The plaintiffs, Cindy Conley, of Miles City, and Tracee Burchell, of Castle Rock, Colo., allege that during their employment they were subjected to “a pattern of unwelcome, inappropriate and offensive conduct of a sexual nature” by supervisors, including Stan Markuson, the branch president, and Jeff Flaten, vice president compliance director.
The suit alleges bank supervisors discriminated and retaliated against the women because of their sex in violation of the federal 1964 Civil Rights Act and the Montana Human Rights Act.
The complaint seeks a judgment and unspecified compensatory and punitive damages.
The case is assigned to U.S. District Judge Susan Watters.
Stockman Bank’s attorney, Jeanne Bender, of Billings, said Monday that Conley and Burchell filed complaints last year with the Montana Human Rights Bureau.
The bureau investigated the allegations, found there was no reason to believe discrimination had occurred and dismissed the case, Bender said.
“I think the bank thought it was over. If we are served, we will fight it. We haven’t been served yet,” Bender said, referring to the lawsuit.
Conley’s and Burchell’s attorney, Eric Holm, of Billings, acknowledged the MHRB’s no cause finding.

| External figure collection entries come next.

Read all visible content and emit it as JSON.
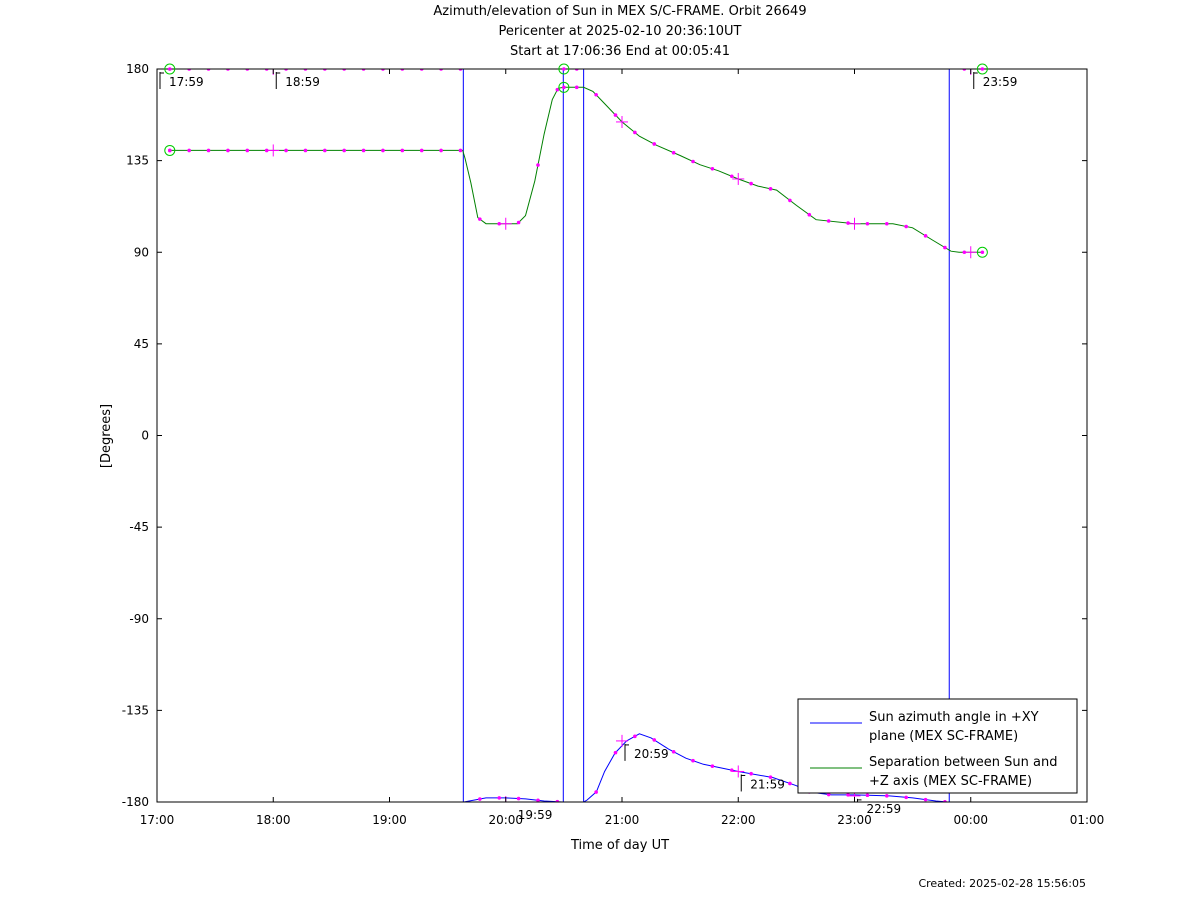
{
  "titles": {
    "line1": "Azimuth/elevation of Sun in MEX S/C-FRAME.  Orbit 26649",
    "line2": "Pericenter at 2025-02-10 20:36:10UT",
    "line3": "Start at 17:06:36 End at 00:05:41"
  },
  "footer": {
    "created": "Created: 2025-02-28 15:56:05"
  },
  "chart_data": {
    "type": "line",
    "xlabel": "Time of day UT",
    "ylabel": "[Degrees]",
    "x_unit": "hours since 17:00 UT",
    "xlim": [
      0,
      8
    ],
    "ylim": [
      -180,
      180
    ],
    "x_ticks": [
      0,
      1,
      2,
      3,
      4,
      5,
      6,
      7,
      8
    ],
    "x_tick_labels": [
      "17:00",
      "18:00",
      "19:00",
      "20:00",
      "21:00",
      "22:00",
      "23:00",
      "00:00",
      "01:00"
    ],
    "y_ticks": [
      180,
      135,
      90,
      45,
      0,
      -45,
      -90,
      -135,
      -180
    ],
    "y_tick_labels": [
      "180",
      "135",
      "90",
      "45",
      "0",
      "-45",
      "-90",
      "-135",
      "-180"
    ],
    "grid": false,
    "legend_position": "bottom-right",
    "series": [
      {
        "name": "Sun azimuth angle in +XY plane (MEX SC-FRAME)",
        "legend_lines": [
          "Sun azimuth angle in +XY",
          "plane (MEX SC-FRAME)"
        ],
        "color": "#0000ff",
        "segments": [
          [
            [
              0.11,
              180
            ],
            [
              2.63,
              180
            ]
          ],
          [
            [
              2.64,
              -180
            ],
            [
              2.83,
              -178
            ],
            [
              3.0,
              -178
            ],
            [
              3.17,
              -178.5
            ],
            [
              3.33,
              -179.5
            ],
            [
              3.49,
              -180
            ]
          ],
          [
            [
              3.5,
              180
            ],
            [
              3.67,
              180
            ]
          ],
          [
            [
              3.67,
              -180
            ],
            [
              3.7,
              -179
            ],
            [
              3.78,
              -175
            ],
            [
              3.85,
              -165
            ],
            [
              3.94,
              -156
            ],
            [
              4.04,
              -150
            ],
            [
              4.15,
              -146.5
            ],
            [
              4.25,
              -148.5
            ],
            [
              4.4,
              -154
            ],
            [
              4.55,
              -158.5
            ],
            [
              4.7,
              -161.5
            ],
            [
              5.0,
              -165
            ],
            [
              5.3,
              -168
            ],
            [
              5.5,
              -172
            ],
            [
              5.6,
              -175
            ],
            [
              5.8,
              -176.5
            ],
            [
              6.0,
              -176.5
            ],
            [
              6.3,
              -177
            ],
            [
              6.5,
              -178
            ],
            [
              6.7,
              -179.5
            ],
            [
              6.8,
              -180
            ]
          ],
          [
            [
              6.82,
              180
            ],
            [
              7.1,
              180
            ]
          ]
        ],
        "vertical_jumps_x": [
          2.635,
          3.495,
          3.67,
          6.815
        ]
      },
      {
        "name": "Separation between Sun and +Z axis (MEX SC-FRAME)",
        "legend_lines": [
          "Separation between Sun and",
          "+Z axis (MEX SC-FRAME)"
        ],
        "color": "#008000",
        "points": [
          [
            0.11,
            140
          ],
          [
            2.63,
            140
          ],
          [
            2.65,
            136
          ],
          [
            2.7,
            124
          ],
          [
            2.76,
            107
          ],
          [
            2.83,
            104
          ],
          [
            3.0,
            104
          ],
          [
            3.1,
            104
          ],
          [
            3.17,
            108
          ],
          [
            3.25,
            125
          ],
          [
            3.33,
            148
          ],
          [
            3.4,
            165
          ],
          [
            3.45,
            170.5
          ],
          [
            3.5,
            171
          ],
          [
            3.67,
            171
          ],
          [
            3.75,
            169
          ],
          [
            3.85,
            163
          ],
          [
            4.0,
            154
          ],
          [
            4.15,
            147
          ],
          [
            4.3,
            142.5
          ],
          [
            4.5,
            137.5
          ],
          [
            4.67,
            133
          ],
          [
            4.83,
            130
          ],
          [
            5.0,
            126
          ],
          [
            5.17,
            122.5
          ],
          [
            5.33,
            120.5
          ],
          [
            5.5,
            113
          ],
          [
            5.67,
            106
          ],
          [
            6.0,
            104
          ],
          [
            6.33,
            104
          ],
          [
            6.5,
            102
          ],
          [
            6.67,
            96
          ],
          [
            6.83,
            90.5
          ],
          [
            6.9,
            90
          ],
          [
            7.1,
            90
          ]
        ]
      }
    ],
    "annotations": [
      {
        "x": 0.0,
        "y": 180,
        "label": "17:59",
        "label_side": "below"
      },
      {
        "x": 1.0,
        "y": 180,
        "label": "18:59",
        "label_side": "below"
      },
      {
        "x": 3.0,
        "y": -180,
        "label": "19:59",
        "label_side": "below"
      },
      {
        "x": 4.0,
        "y": -150,
        "label": "20:59",
        "label_side": "below"
      },
      {
        "x": 5.0,
        "y": -165,
        "label": "21:59",
        "label_side": "below"
      },
      {
        "x": 6.0,
        "y": -177,
        "label": "22:59",
        "label_side": "below"
      },
      {
        "x": 7.0,
        "y": 180,
        "label": "23:59",
        "label_side": "below"
      }
    ],
    "circle_markers": [
      {
        "x": 0.11,
        "y": 180
      },
      {
        "x": 0.11,
        "y": 140
      },
      {
        "x": 3.5,
        "y": 180
      },
      {
        "x": 3.5,
        "y": 171
      },
      {
        "x": 7.1,
        "y": 180
      },
      {
        "x": 7.1,
        "y": 90
      }
    ],
    "marker_color": "#ff00ff",
    "marker_spacing_hours": 0.1667
  }
}
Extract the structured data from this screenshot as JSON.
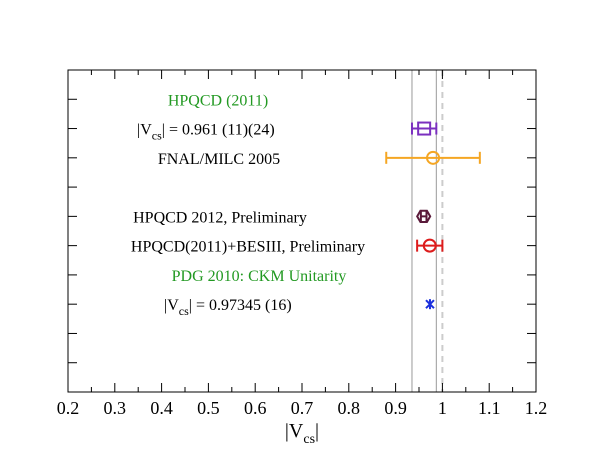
{
  "chart_data": {
    "type": "scatter",
    "orientation": "horizontal-error-bars",
    "xlabel": "|V",
    "xlabel_sub": "cs",
    "xlabel_close": "|",
    "xlim": [
      0.2,
      1.2
    ],
    "x_ticks": [
      "0.2",
      "0.3",
      "0.4",
      "0.5",
      "0.6",
      "0.7",
      "0.8",
      "0.9",
      "1",
      "1.1",
      "1.2"
    ],
    "x_tick_values": [
      0.2,
      0.3,
      0.4,
      0.5,
      0.6,
      0.7,
      0.8,
      0.9,
      1.0,
      1.1,
      1.2
    ],
    "y_ticks": [
      1,
      2,
      3,
      4,
      5,
      6,
      7,
      8,
      9,
      10
    ],
    "ylim": [
      0,
      11
    ],
    "bands": [
      {
        "name": "hpqcd-2011-band",
        "xmin": 0.935,
        "xmax": 0.987,
        "color": "#999999",
        "style": "solid"
      },
      {
        "name": "unitarity-line",
        "x": 0.99997,
        "color": "#cccccc",
        "style": "dashed"
      }
    ],
    "series": [
      {
        "name": "HPQCD (2011)",
        "x": 0.961,
        "xerr": 0.026,
        "y": 9,
        "marker": "square",
        "color": "#7b2fbf"
      },
      {
        "name": "FNAL/MILC 2005",
        "x": 0.98,
        "xerr": 0.1,
        "y": 8,
        "marker": "circle",
        "color": "#f5a623"
      },
      {
        "name": "HPQCD 2012, Preliminary",
        "x": 0.96,
        "xerr": 0.006,
        "y": 6,
        "marker": "hexagon",
        "color": "#5a1a3a"
      },
      {
        "name": "HPQCD(2011)+BESIII, Preliminary",
        "x": 0.973,
        "xerr": 0.027,
        "y": 5,
        "marker": "circle",
        "color": "#dd1c1c"
      },
      {
        "name": "PDG 2010: CKM Unitarity",
        "x": 0.97345,
        "xerr": 0.00016,
        "y": 3,
        "marker": "star",
        "color": "#1a2fdd"
      }
    ],
    "annotations": [
      {
        "id": "hpqcd2011-title",
        "text": "HPQCD (2011)",
        "color": "#229922",
        "row": 10
      },
      {
        "id": "hpqcd2011-value",
        "prefix": "|V",
        "sub": "cs",
        "suffix": "| = 0.961 (11)(24)",
        "color": "#000000",
        "row": 9
      },
      {
        "id": "fnal-label",
        "text": "FNAL/MILC 2005",
        "color": "#000000",
        "row": 8
      },
      {
        "id": "hpqcd2012-label",
        "text": "HPQCD 2012, Preliminary",
        "color": "#000000",
        "row": 6
      },
      {
        "id": "besiii-label",
        "text": "HPQCD(2011)+BESIII, Preliminary",
        "color": "#000000",
        "row": 5
      },
      {
        "id": "pdg-title",
        "text": "PDG 2010: CKM Unitarity",
        "color": "#229922",
        "row": 4
      },
      {
        "id": "pdg-value",
        "prefix": "|V",
        "sub": "cs",
        "suffix": "| = 0.97345 (16)",
        "color": "#000000",
        "row": 3
      }
    ]
  }
}
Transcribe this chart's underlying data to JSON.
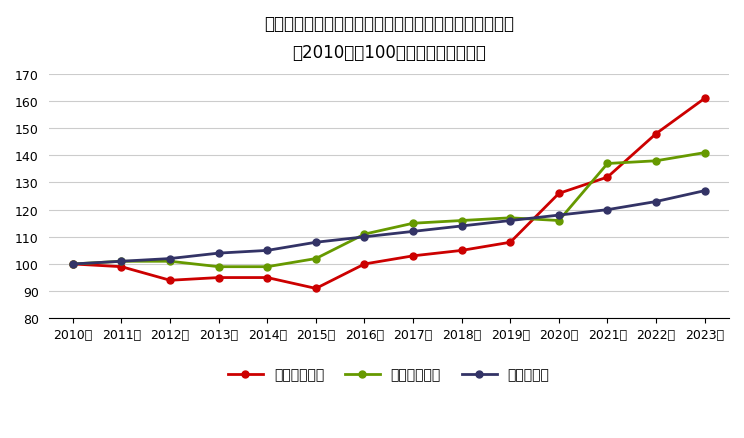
{
  "title_line1": "賃金改定率とマクドナルド・モスバーガーの客単価推移",
  "title_line2": "（2010年を100とした場合の指数）",
  "years": [
    "2010年",
    "2011年",
    "2012年",
    "2013年",
    "2014年",
    "2015年",
    "2016年",
    "2017年",
    "2018年",
    "2019年",
    "2020年",
    "2021年",
    "2022年",
    "2023年"
  ],
  "mcdonalds": [
    100,
    99,
    94,
    95,
    95,
    91,
    100,
    103,
    105,
    108,
    126,
    132,
    148,
    161
  ],
  "mos": [
    100,
    101,
    101,
    99,
    99,
    102,
    111,
    115,
    116,
    117,
    116,
    137,
    138,
    141
  ],
  "wage": [
    100,
    101,
    102,
    104,
    105,
    108,
    110,
    112,
    114,
    116,
    118,
    120,
    123,
    127
  ],
  "mcdonalds_color": "#CC0000",
  "mos_color": "#669900",
  "wage_color": "#333366",
  "ylim": [
    80,
    170
  ],
  "yticks": [
    80,
    90,
    100,
    110,
    120,
    130,
    140,
    150,
    160,
    170
  ],
  "legend_labels": [
    "マクドナルド",
    "モスバーガー",
    "賃金改定率"
  ],
  "bg_color": "#ffffff",
  "grid_color": "#cccccc",
  "marker": "o",
  "markersize": 5,
  "linewidth": 2.0,
  "title_fontsize": 12,
  "tick_fontsize": 9,
  "legend_fontsize": 10
}
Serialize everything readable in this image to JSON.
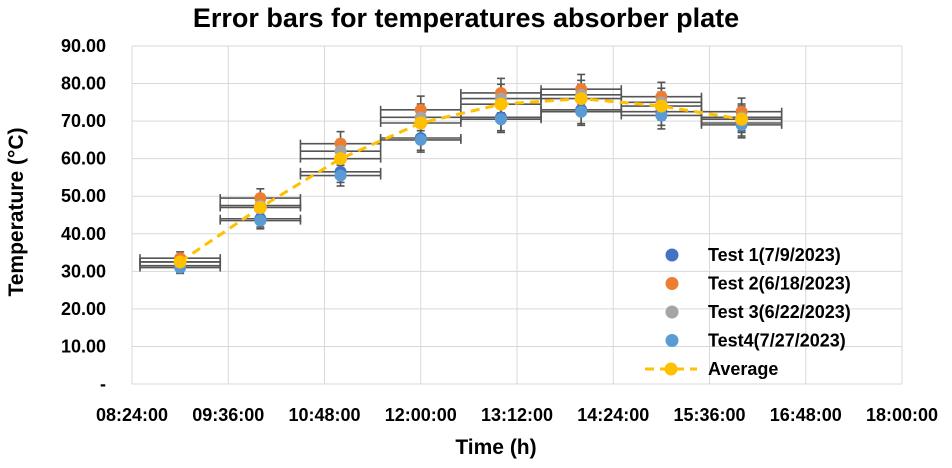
{
  "chart_data": {
    "type": "scatter",
    "title": "Error bars for temperatures absorber plate",
    "xlabel": "Time (h)",
    "ylabel": "Temperature (°C)",
    "x_ticks": [
      "08:24:00",
      "09:36:00",
      "10:48:00",
      "12:00:00",
      "13:12:00",
      "14:24:00",
      "15:36:00",
      "16:48:00",
      "18:00:00"
    ],
    "y_ticks": [
      "-",
      "10.00",
      "20.00",
      "30.00",
      "40.00",
      "50.00",
      "60.00",
      "70.00",
      "80.00",
      "90.00"
    ],
    "x_range_hours": [
      8.4,
      18.0
    ],
    "ylim": [
      0,
      90
    ],
    "grid": true,
    "legend_position": "bottom-right",
    "x_error_hours": 0.5,
    "y_error_percent": 5,
    "x_hours": [
      9.0,
      10.0,
      11.0,
      12.0,
      13.0,
      14.0,
      15.0,
      16.0
    ],
    "series": [
      {
        "name": "Test 1(7/9/2023)",
        "color": "#4472c4",
        "values": [
          31.5,
          44.0,
          56.5,
          65.5,
          71.0,
          73.0,
          72.5,
          69.5
        ]
      },
      {
        "name": "Test 2(6/18/2023)",
        "color": "#ed7d31",
        "values": [
          33.5,
          49.5,
          64.0,
          73.0,
          77.5,
          78.5,
          76.5,
          72.5
        ]
      },
      {
        "name": "Test 3(6/22/2023)",
        "color": "#a5a5a5",
        "values": [
          32.5,
          47.5,
          62.0,
          71.0,
          76.0,
          77.0,
          75.0,
          71.0
        ]
      },
      {
        "name": "Test4(7/27/2023)",
        "color": "#5b9bd5",
        "values": [
          31.0,
          43.5,
          55.5,
          65.0,
          70.5,
          72.5,
          71.5,
          69.0
        ]
      },
      {
        "name": "Average",
        "color": "#ffc000",
        "style": "dashed-line-with-markers",
        "values": [
          32.5,
          47.0,
          60.0,
          69.5,
          74.5,
          76.0,
          74.0,
          70.5
        ]
      }
    ]
  }
}
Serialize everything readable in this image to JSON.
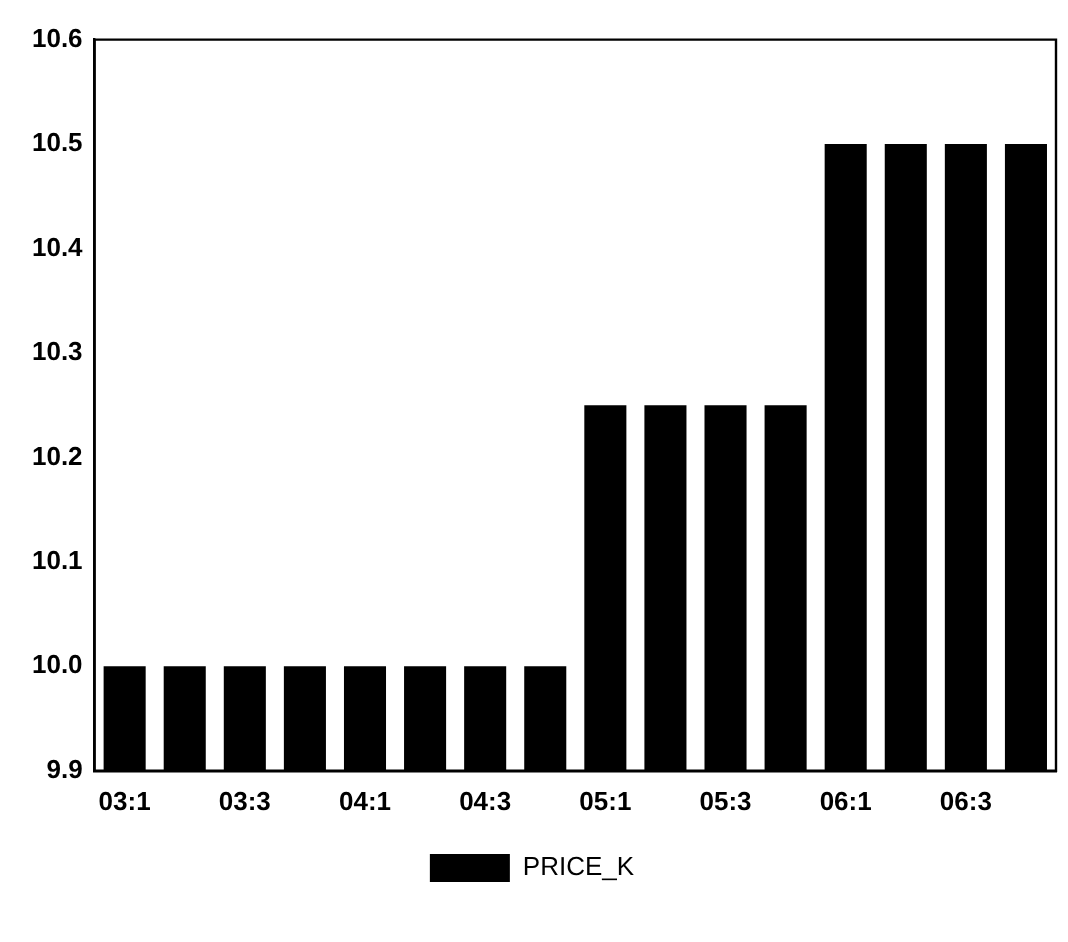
{
  "chart_data": {
    "type": "bar",
    "categories": [
      "03:1",
      null,
      "03:3",
      null,
      "04:1",
      null,
      "04:3",
      null,
      "05:1",
      null,
      "05:3",
      null,
      "06:1",
      null,
      "06:3",
      null
    ],
    "series": [
      {
        "name": "PRICE_K",
        "color": "#000000",
        "values": [
          10.0,
          10.0,
          10.0,
          10.0,
          10.0,
          10.0,
          10.0,
          10.0,
          10.25,
          10.25,
          10.25,
          10.25,
          10.5,
          10.5,
          10.5,
          10.5
        ]
      }
    ],
    "ylim": [
      9.9,
      10.6
    ],
    "yticks": [
      9.9,
      {
        "value": 10,
        "label": "10.0"
      },
      10.1,
      10.2,
      10.3,
      10.4,
      10.5,
      10.6
    ],
    "grid": false,
    "legend": "bottom"
  }
}
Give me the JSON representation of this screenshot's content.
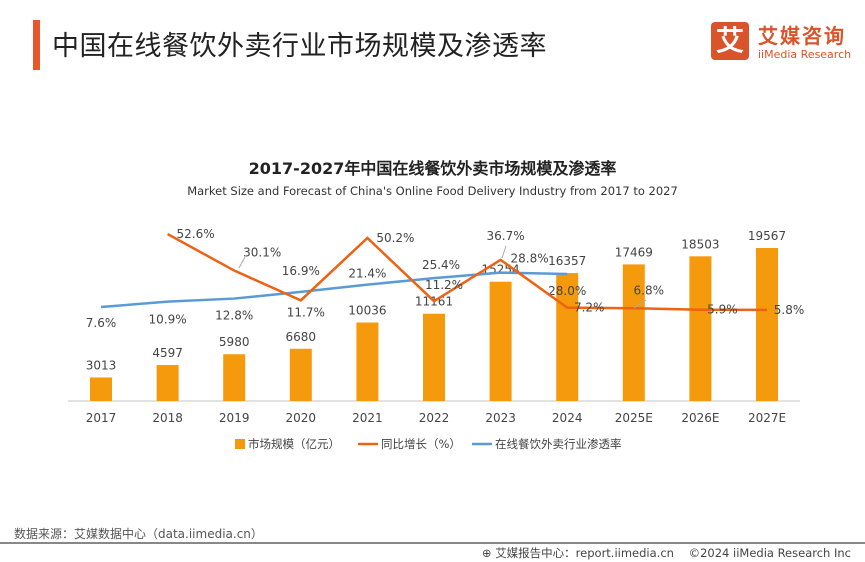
{
  "header": {
    "title": "中国在线餐饮外卖行业市场规模及渗透率",
    "logo_mark": "艾",
    "logo_cn": "艾媒咨询",
    "logo_en": "iiMedia Research"
  },
  "chart_data": {
    "type": "bar+line",
    "title": "2017-2027年中国在线餐饮外卖市场规模及渗透率",
    "subtitle": "Market Size and Forecast of China's Online Food Delivery Industry from 2017 to 2027",
    "categories": [
      "2017",
      "2018",
      "2019",
      "2020",
      "2021",
      "2022",
      "2023",
      "2024",
      "2025E",
      "2026E",
      "2027E"
    ],
    "series": [
      {
        "name": "市场规模（亿元）",
        "type": "bar",
        "color": "#f59a0c",
        "values": [
          3013,
          4597,
          5980,
          6680,
          10036,
          11161,
          15254,
          16357,
          17469,
          18503,
          19567
        ]
      },
      {
        "name": "同比增长（%）",
        "type": "line",
        "color": "#ee6214",
        "values": [
          null,
          52.6,
          30.1,
          11.7,
          50.2,
          11.2,
          36.7,
          7.2,
          6.8,
          5.9,
          5.8
        ]
      },
      {
        "name": "在线餐饮外卖行业渗透率",
        "type": "line",
        "color": "#5b9bd5",
        "values": [
          7.6,
          10.9,
          12.8,
          16.9,
          21.4,
          25.4,
          28.8,
          28.0,
          null,
          null,
          null
        ]
      }
    ],
    "legend": "bottom",
    "grid": false
  },
  "footer": {
    "source": "数据来源：艾媒数据中心（data.iimedia.cn）",
    "report": "艾媒报告中心：report.iimedia.cn",
    "copyright": "©2024  iiMedia Research  Inc"
  }
}
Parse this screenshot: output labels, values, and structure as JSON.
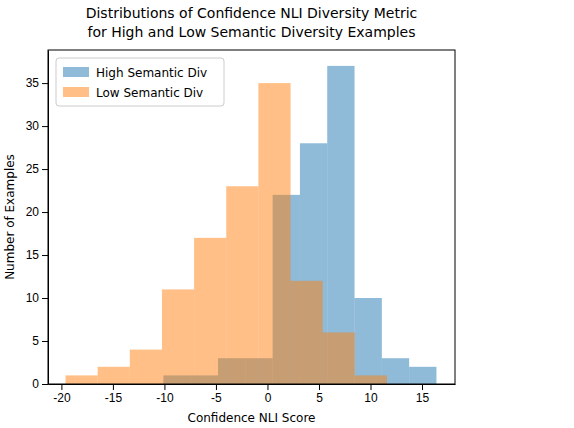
{
  "chart_data": {
    "type": "histogram",
    "title": [
      "Distributions of Confidence NLI Diversity Metric",
      "for High and Low Semantic Diversity Examples"
    ],
    "x_label": "Confidence NLI Score",
    "y_label": "Number of Examples",
    "xlim": [
      -21.3,
      18.2
    ],
    "xticks": [
      -20,
      -15,
      -10,
      -5,
      0,
      5,
      10,
      15
    ],
    "ylim": [
      0,
      38.85
    ],
    "yticks": [
      0,
      5,
      10,
      15,
      20,
      25,
      30,
      35
    ],
    "grid": false,
    "legend": "upper left",
    "series": [
      {
        "name": "High Semantic Div",
        "color": "#1f77b4",
        "bins": [
          -10.1,
          -7.45,
          -4.8,
          -2.15,
          0.5,
          3.15,
          5.8,
          8.45,
          11.1,
          13.75,
          16.4
        ],
        "values": [
          1,
          1,
          3,
          3,
          22,
          28,
          37,
          10,
          3,
          2
        ]
      },
      {
        "name": "Low Semantic Div",
        "color": "#ff7f0e",
        "bins": [
          -19.6,
          -16.48,
          -13.36,
          -10.24,
          -7.12,
          -4.0,
          -0.88,
          2.24,
          5.36,
          8.48,
          11.6
        ],
        "values": [
          1,
          2,
          4,
          11,
          17,
          23,
          35,
          12,
          6,
          1
        ]
      }
    ]
  }
}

“We obviously disagree,” he said.
Conley and Burchell both worked in the compliance division, Holm said.
A 16-page complaint filed on July 2 in U.S. District Court in Billings alleges Markuson made “inappropriate sexual comments and jokes” to Conley for “many years.”
In one incident, the complaint said, Markuson stood in the doorway of Conley’s office and told her “in a creepy, flirtatious manner that he would like to see her in a bikini on the beach in Jamaica, where he had just vacationed with his wife and children.”
Conley learned during her employment the “mentality of the all-male upper-management team is that inappropriate sexual and bullying behavior by male employees of the bank has been and currently is tolerated, if not endorsed or laughed at, by upper management, while female employees are required to just deal with such behavior and the consequences,” the complaint said.
The suit also alleges that Flaten made derogatory comments about Burchell to Burchell’s supervisor, Tami Harwood, in a local bar and sexually harassed other female employees with inappropriate comments and remarks.
Eventually, Conley, Burchell and Harwood reported the harassment to the bank’s human resources department. Flaten, the complaint said, was forced to apologize and attended a two-hour seminar on harassment prevention but not otherwise disciplined.
Burchell relocated to a lesser job at a Billings branch office.
Both Conley and Burchell sought medical treatment because of the bank’s actions and were diagnosed with post-traumatic stress disorder and other disorders, the complaint said. Both women’s medical providers have not released them to return to work at the bank and they were forced to resign, the suit said.